ENTPending review

Tonsillitis

Inflammation of the palatine tonsils, usually viral but sometimes bacterial (chiefly group A Streptococcus), where clinical scoring rather than routine testing decides who actually benefits from an antibiotic.

In a nutshell

Tonsillitis is inflammation of exposed lymphoid tissue sampling swallowed and inhaled pathogens, most often viral.
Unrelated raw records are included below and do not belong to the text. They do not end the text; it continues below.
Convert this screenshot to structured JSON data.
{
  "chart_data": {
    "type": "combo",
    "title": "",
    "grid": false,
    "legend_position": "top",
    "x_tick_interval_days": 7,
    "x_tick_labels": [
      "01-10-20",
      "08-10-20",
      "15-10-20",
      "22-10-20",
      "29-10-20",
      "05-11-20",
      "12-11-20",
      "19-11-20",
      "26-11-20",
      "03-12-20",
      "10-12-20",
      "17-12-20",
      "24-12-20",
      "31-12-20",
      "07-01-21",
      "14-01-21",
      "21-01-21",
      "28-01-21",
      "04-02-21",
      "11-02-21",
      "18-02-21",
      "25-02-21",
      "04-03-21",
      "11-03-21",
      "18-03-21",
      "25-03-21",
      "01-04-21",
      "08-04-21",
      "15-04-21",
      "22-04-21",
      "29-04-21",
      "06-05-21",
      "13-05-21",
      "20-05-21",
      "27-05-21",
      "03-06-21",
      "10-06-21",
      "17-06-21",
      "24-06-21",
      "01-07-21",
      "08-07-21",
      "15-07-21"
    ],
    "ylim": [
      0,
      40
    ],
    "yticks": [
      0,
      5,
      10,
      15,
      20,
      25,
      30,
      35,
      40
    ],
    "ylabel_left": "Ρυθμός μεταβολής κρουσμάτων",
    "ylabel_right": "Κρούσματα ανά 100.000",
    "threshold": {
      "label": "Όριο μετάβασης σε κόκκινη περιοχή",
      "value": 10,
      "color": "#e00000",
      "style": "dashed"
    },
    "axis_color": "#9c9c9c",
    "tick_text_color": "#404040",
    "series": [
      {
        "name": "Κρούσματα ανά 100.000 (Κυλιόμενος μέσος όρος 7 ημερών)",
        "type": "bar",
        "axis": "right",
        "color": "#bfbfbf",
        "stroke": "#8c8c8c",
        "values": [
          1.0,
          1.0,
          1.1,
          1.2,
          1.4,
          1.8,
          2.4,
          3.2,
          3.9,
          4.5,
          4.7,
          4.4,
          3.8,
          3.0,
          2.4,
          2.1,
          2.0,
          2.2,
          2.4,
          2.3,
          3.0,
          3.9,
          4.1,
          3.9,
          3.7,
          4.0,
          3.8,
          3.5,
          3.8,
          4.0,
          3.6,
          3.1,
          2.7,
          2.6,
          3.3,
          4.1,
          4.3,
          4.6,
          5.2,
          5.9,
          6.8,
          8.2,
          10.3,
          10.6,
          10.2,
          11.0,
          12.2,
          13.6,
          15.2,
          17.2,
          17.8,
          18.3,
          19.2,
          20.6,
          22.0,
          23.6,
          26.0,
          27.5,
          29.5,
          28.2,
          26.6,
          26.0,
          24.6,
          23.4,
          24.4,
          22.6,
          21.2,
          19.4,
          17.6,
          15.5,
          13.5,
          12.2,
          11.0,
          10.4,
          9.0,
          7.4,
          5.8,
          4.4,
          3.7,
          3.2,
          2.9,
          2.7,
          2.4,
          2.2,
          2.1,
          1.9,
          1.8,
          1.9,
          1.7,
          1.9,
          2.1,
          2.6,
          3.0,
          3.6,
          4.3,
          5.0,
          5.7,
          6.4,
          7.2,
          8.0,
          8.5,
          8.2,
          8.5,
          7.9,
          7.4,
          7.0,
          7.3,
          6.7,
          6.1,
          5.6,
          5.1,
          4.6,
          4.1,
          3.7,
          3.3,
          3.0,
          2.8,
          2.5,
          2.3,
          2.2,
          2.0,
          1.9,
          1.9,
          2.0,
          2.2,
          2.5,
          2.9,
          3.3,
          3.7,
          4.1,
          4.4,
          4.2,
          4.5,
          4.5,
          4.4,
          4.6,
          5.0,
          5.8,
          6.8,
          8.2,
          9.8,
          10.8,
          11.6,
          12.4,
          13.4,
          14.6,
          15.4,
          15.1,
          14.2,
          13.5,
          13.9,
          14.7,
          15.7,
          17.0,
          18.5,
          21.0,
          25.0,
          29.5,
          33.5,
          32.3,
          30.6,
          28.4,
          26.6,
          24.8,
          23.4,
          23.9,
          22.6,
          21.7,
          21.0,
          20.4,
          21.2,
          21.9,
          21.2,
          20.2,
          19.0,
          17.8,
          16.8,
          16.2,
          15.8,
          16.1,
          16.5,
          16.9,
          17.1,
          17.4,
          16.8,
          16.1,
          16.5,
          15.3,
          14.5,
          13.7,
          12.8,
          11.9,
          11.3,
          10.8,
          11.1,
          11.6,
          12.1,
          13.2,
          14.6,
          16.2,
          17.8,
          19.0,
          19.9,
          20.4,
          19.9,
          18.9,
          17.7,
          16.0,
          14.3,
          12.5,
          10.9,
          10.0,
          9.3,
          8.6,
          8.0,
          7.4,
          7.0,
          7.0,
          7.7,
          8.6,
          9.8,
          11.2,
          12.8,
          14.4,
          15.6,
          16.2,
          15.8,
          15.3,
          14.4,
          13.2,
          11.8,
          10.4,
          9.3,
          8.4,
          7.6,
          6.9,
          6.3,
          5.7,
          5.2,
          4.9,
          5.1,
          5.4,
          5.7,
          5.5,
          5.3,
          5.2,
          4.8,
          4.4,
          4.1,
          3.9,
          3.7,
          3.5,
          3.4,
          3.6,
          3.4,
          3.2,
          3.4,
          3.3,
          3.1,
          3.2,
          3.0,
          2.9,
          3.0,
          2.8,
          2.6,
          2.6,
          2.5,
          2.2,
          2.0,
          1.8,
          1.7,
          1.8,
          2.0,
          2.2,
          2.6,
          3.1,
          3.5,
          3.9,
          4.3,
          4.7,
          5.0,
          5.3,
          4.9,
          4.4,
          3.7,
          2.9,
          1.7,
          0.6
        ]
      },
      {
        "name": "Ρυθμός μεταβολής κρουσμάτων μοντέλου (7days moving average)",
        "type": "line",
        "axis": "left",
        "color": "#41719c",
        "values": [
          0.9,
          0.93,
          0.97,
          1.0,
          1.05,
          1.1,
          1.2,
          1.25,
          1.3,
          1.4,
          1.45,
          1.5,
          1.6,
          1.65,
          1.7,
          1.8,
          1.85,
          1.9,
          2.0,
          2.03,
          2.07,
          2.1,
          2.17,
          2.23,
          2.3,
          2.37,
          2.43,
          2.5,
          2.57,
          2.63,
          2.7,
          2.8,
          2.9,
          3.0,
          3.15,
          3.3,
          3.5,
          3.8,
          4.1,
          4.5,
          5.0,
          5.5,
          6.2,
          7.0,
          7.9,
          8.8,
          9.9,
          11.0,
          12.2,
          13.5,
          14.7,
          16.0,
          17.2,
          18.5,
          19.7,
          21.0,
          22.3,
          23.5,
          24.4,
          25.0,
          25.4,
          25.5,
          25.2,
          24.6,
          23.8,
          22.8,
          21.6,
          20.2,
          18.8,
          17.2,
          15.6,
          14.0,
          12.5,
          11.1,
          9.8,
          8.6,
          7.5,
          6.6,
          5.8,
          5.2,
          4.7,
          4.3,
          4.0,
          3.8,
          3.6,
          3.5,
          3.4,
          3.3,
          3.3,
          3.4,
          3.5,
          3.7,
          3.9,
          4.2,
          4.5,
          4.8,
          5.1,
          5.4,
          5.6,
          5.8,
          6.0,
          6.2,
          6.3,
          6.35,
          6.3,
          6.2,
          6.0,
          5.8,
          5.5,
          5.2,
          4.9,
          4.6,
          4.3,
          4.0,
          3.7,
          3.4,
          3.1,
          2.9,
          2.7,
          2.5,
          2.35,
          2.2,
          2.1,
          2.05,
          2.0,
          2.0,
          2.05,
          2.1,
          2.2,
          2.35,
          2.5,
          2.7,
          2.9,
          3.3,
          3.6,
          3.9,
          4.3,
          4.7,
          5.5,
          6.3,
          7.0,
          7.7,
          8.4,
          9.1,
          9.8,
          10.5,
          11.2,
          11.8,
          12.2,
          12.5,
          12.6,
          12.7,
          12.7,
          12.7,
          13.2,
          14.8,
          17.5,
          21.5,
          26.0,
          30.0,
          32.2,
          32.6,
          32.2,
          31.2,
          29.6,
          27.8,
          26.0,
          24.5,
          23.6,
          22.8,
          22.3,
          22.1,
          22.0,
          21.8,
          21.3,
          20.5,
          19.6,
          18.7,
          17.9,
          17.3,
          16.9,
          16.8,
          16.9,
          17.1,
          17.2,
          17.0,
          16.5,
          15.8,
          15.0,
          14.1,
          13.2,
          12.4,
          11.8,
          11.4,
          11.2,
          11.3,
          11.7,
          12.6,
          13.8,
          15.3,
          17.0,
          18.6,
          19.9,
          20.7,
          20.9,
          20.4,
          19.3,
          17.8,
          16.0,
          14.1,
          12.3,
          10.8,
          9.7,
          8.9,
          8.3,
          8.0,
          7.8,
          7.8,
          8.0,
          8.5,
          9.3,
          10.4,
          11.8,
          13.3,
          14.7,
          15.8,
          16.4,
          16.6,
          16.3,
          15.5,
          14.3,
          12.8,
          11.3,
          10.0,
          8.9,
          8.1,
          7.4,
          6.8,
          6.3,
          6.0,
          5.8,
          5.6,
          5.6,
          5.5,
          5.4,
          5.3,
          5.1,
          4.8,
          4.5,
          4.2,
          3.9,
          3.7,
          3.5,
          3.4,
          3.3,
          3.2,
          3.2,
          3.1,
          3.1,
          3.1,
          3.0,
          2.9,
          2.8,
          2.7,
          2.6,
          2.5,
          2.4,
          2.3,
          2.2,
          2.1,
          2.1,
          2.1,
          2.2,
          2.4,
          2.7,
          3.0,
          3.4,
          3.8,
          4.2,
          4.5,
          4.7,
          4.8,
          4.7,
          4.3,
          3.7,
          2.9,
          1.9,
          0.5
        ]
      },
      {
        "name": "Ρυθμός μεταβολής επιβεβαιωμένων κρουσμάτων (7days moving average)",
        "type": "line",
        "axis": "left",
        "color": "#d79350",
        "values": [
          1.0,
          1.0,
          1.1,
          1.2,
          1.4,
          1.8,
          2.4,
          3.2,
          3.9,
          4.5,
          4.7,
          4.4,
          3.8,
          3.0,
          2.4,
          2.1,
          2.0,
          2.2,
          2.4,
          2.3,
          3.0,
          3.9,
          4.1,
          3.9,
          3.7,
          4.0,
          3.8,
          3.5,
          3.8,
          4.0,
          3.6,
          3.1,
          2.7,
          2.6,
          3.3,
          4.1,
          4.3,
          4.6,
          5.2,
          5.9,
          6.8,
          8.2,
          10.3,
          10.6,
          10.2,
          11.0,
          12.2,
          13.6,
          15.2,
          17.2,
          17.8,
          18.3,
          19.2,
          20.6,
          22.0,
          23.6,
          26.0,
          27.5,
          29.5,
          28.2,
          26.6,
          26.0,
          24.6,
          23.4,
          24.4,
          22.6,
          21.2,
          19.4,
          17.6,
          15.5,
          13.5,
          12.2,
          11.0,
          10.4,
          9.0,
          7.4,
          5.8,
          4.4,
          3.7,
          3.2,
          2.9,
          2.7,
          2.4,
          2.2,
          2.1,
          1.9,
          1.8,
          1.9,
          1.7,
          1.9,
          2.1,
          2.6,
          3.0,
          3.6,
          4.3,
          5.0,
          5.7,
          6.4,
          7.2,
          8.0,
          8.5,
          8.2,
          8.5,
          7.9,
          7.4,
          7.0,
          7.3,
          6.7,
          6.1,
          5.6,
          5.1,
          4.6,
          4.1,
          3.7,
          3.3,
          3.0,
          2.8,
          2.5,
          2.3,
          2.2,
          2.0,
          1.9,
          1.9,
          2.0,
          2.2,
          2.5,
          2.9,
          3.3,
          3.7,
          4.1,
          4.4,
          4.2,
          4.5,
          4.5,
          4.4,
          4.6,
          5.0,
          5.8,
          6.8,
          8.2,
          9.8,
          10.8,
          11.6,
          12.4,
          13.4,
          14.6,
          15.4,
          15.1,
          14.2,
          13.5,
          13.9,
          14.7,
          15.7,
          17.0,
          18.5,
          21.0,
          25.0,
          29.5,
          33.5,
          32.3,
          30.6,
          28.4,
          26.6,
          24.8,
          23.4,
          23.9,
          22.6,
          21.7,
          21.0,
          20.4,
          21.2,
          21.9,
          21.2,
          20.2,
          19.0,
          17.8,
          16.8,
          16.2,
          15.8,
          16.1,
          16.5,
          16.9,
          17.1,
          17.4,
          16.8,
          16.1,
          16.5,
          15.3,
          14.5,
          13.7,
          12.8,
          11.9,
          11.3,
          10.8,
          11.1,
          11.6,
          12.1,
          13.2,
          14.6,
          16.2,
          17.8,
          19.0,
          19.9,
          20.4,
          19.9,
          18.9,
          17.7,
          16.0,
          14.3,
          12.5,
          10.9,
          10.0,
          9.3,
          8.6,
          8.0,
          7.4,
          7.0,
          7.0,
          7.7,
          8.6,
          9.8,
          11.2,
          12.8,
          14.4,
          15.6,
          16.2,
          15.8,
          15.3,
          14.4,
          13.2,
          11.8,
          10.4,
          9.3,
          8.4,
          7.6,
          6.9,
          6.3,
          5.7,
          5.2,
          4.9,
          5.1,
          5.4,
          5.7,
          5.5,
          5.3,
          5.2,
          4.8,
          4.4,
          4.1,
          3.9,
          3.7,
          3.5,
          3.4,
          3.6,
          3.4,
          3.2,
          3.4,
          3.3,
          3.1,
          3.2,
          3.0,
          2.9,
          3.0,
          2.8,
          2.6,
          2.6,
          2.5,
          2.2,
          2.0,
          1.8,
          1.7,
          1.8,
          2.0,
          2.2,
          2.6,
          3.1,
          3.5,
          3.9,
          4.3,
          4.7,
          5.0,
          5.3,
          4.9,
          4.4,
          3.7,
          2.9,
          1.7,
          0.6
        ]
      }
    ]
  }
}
Clinical scores target the minority of bacterial (group A streptococcal) cases for antibiotics, while missed glandular fever and amoxicillin together produce a characteristic drug rash.

Classic presentation

A child or young adult with sore throat, fever, painful swallowing and erythematous, exudative tonsils with tender anterior cervical nodes.

Key points

  • Most tonsillitis is viral and self-limiting; Centor and FeverPAIN scores target antibiotics to those most likely to have bacterial infection.
  • Glandular fever (EBV) can mimic bacterial tonsillitis closely, with more prominent malaise, posterior cervical lymphadenopathy and splenomegaly.
  • Amoxicillin given in glandular fever causes a florid, non-allergic maculopapular rash: avoid it when EBV infection is suspected.
  • Trismus, uvular deviation and a muffled voice indicate peritonsillar abscess, a local spread of infection needing urgent drainage, not more antibiotics alone.
  • Recurrent, severe tonsillitis affecting quality of life is the usual indication for considering tonsillectomy referral.

First-line investigation

Clinical assessment using the Centor or FeverPAIN score; a throat swab is not routinely needed.

First-line management

Analgesia and safety-netting for most patients, with antibiotics reserved for those with a higher clinical score.

Exam traps

  • A sore throat with exudate and lymphadenopathy is not automatically streptococcal: glandular fever must be considered, especially in a teenager or young adult with marked malaise.
  • Amoxicillin in suspected glandular fever is a classic exam trap because of the rash it provokes.
  • Trismus and uvular deviation point to quinsy, a surgical emergency, not just severe tonsillitis needing stronger antibiotics.

Educational content pending clinical review. Not medical advice.